The practical size of context windows has increased rapidly as LLM systems have developed. Some models are limited by the sequence lengths used during training, while attention variants and positional-encoding methods can allow models to operate on longer sequences than those seen during training.[2] By the mid-2020s, long-context systems had reported context windows ranging from hundreds of thousands to millions of tokens; Google researchers reported Gemini 1.5 evaluations on retrieval tasks at up to 10 million tokens.[3]

A larger context window does not necessarily mean that a model can use the entire context equally well.
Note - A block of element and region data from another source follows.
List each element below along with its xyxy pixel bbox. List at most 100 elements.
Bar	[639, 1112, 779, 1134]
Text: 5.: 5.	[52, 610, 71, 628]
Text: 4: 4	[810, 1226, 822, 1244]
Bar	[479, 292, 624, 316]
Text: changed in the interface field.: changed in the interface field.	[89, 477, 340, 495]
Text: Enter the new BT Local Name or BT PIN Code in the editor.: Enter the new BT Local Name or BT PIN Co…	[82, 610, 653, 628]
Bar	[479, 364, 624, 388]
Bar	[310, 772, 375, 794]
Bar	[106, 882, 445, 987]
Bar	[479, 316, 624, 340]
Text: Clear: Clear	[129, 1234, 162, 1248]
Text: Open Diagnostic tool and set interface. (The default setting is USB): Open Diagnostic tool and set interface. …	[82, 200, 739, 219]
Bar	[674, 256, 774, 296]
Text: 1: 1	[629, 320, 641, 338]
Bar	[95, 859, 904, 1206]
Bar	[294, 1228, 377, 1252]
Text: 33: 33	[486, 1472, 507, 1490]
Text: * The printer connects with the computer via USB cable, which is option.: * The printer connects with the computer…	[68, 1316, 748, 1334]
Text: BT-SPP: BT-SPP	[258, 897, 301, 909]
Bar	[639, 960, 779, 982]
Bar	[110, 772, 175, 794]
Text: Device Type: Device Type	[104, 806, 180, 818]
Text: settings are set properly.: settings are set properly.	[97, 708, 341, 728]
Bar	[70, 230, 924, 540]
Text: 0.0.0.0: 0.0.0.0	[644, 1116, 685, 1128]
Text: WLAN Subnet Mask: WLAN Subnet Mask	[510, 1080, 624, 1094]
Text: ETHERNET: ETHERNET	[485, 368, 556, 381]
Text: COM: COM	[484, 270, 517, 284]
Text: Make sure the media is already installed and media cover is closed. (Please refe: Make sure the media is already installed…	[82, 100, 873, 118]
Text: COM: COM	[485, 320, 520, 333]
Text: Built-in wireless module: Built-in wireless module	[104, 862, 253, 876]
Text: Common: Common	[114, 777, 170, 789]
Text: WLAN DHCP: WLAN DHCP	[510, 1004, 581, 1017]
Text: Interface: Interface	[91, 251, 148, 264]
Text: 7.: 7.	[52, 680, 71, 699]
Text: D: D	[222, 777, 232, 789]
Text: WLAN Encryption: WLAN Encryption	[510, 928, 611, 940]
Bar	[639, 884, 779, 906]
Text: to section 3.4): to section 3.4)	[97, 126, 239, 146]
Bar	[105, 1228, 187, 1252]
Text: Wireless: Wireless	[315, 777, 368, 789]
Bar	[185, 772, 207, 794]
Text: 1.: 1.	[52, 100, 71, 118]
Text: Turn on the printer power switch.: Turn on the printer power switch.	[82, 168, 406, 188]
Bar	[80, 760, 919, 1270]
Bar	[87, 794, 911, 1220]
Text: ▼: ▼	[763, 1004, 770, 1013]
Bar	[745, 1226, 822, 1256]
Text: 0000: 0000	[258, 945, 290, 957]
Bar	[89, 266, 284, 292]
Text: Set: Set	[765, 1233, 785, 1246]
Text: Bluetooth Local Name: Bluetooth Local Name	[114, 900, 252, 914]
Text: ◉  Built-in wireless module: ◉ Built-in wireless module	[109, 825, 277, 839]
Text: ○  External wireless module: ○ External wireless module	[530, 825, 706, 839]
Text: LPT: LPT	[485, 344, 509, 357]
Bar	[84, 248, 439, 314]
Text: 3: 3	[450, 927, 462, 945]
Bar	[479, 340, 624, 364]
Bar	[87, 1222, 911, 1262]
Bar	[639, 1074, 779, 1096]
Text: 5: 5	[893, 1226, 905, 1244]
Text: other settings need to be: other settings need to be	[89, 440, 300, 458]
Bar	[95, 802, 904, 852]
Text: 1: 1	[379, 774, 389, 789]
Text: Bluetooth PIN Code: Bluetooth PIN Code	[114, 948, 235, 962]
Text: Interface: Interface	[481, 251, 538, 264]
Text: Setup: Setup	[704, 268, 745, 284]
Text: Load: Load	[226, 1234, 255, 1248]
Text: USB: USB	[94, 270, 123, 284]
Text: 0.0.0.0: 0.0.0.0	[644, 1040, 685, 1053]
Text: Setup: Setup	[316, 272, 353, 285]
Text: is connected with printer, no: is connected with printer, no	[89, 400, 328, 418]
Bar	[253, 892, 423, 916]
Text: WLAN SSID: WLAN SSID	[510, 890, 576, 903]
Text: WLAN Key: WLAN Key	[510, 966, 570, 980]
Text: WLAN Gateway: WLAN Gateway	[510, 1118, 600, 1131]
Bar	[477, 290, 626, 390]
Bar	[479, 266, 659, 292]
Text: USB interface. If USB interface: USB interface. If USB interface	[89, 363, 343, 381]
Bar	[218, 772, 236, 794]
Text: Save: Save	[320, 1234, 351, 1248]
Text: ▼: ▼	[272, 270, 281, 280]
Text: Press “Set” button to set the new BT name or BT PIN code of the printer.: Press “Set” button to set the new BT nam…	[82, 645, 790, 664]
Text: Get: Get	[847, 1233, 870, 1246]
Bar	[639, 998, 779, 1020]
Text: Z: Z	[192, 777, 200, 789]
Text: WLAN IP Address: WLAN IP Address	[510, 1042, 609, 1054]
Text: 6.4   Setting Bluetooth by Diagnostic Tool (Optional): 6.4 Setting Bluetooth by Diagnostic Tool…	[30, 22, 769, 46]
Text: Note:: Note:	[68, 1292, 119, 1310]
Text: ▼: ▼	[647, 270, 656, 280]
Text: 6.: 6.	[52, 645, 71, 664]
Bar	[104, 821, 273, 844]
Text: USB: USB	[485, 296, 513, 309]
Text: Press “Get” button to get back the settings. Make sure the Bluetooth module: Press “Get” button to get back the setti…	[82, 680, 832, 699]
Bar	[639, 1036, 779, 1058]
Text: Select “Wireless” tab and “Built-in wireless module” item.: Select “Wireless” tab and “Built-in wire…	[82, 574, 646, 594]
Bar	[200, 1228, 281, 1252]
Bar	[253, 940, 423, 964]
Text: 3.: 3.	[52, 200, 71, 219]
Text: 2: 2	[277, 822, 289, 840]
In "Lost in the Middle", Liu et al. found that performance on long-context tasks was often worse when relevant information appeared in the middle of an input rather than near the beginning or end.[4] Other benchmarks have assessed long- context capability using tasks that go beyond simple retrieval, including multi-document question answering, long-dialogue understanding, code repository understanding, and structured-data reasoning.[5][6]

References

[edit]
  1. ^ Nir Ratner et al., "Parallel Context Windows for Large Language Models", Proceedings of the 61st Annual Meeting of the Association for Computational Linguistics, 2023, pp. 6383-6402, doi:10.18653/v1/2023.acl-long.352.
  2. ^ Ofir Press et al., "Train Short, Test Long: Attention with Linear Biases Enables Input Length Extrapolation", arXiv:2108.12409, 2021.
  3. ^ Machel Reid et al., "Gemini 1.5: Unlocking multimodal understanding across millions of tokens of context", arXiv:2403.05530, 2024.
  4. ^ Nelson F. Liu et al., "Lost in the Middle: How Language Models Use Long Contexts", Transactions of the Association for Computational Linguistics, 2024, vol. 12, pp. 157-173, doi:10.1162/tacl_a_00638.
  5. ^ Cheng-Ping Hsieh et al., "RULER: What's the Real Context Size of Your Long- Context Language Models?", arXiv:2404.06654, 2024.
  6. ^ Yushi Bai et al., "LongBench v2: Towards Deeper Understanding and Reasoning on Realistic Long-context Multitasks", Proceedings of the 63rd Annual Meeting of the Association for Computational Linguistics, 2025, pp. 3639-3664, doi:10.18653/v1/2025.acl-long.183.